Austria Tax: Detachment and transfer of intangible assets via an Austrian Societas Europaea

More companies are looking to take advantage of tax regimes in other countries. For companies specifically wishing to benefit from the favorable tax regimes for intangible assets provided by some EU Member States, Austrian tax law may greatly simplify the detachment of their intangible assets from their other assets, as well as the transfer of the intangible assets to the desired Member State.

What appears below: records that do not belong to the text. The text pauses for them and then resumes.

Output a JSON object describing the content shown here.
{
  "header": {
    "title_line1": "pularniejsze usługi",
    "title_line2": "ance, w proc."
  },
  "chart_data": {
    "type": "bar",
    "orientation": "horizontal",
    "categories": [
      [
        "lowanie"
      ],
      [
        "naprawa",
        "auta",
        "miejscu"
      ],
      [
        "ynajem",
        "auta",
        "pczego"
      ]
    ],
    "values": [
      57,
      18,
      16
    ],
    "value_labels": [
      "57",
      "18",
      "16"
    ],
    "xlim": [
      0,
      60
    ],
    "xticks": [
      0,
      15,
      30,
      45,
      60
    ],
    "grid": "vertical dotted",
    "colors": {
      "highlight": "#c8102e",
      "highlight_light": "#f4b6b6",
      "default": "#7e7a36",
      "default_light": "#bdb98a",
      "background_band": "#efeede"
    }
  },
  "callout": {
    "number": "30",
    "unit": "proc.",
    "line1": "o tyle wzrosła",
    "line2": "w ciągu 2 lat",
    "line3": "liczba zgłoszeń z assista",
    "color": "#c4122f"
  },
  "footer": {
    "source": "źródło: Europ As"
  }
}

Where the company concerned is an EU company that does not already have its seat in Austria, the most efficient way for it to transfer its seat to Austria is first to convert its legal form into that of a Societas Europaea (SE) in its state of residence. (The SE is a legal form for public corporations in the EU, to which extensively harmonized provisions in the field of company law apply.) The SE's seat then has to be transferred to Austria for the Austrian company law provisions covering split-offs to apply. Under the EC Merger Directive, such a transfer does not trigger taxation of the SE's hidden reserves in the exit state. Because the SE regulations require an SE's effective place of management to be located in the Member State where the SE's registered office is located, the transfer of an SE's seat necessarily also entails the transfer of its residence for tax purposes.

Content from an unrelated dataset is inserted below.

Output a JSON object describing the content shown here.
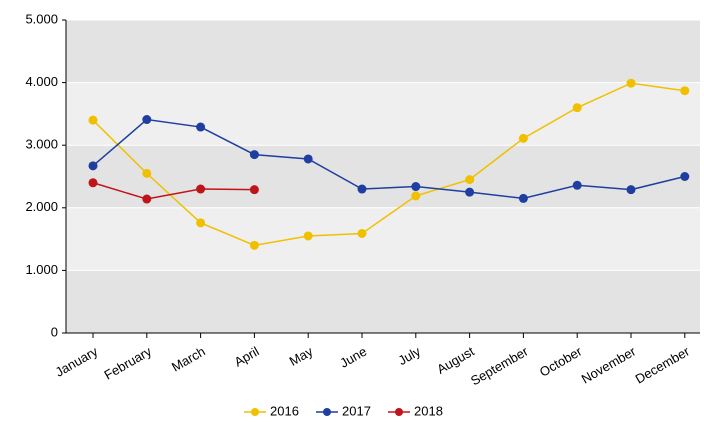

Once the SE's seat and tax residence are transferred to Austria, its intangible assets must be detached from its other assets. The Merger Directive applies only to operations where the transferred assets and liabilities remain effectively connected with a permanent establishment of the receiving company in the Member State of the transferring company (the "branch requirement"). Austrian tax law, however, is more generous than the Merger Directive and does not impose this branch requirement; it is only required that the assets and liabilities that are transferred qualify as "a branch of operations." Thus a tax-neutral split-off can be effected in which the SE transfers a branch of its activity without the intangible assets to another Austrian company. At a later point in time, the receiving company can, for example, be merged into a group company in the exit state where the SE was initially resident without triggering taxation of the hidden reserves. After the split-off, the SE has, in essence, no assets other than the intangible assets. This smooth detachment of the intangible assets is possible because, as already noted, Austrian tax law, unlike that of most other countries, does not contain the branch requirement.

As a final step, the SE's seat and tax residence are transferred to a Member State with a favorable tax regime for intangible assets. Again, the transfer of the SE's tax residence will not trigger exit taxation in Austria pursuant to the Merger Directive.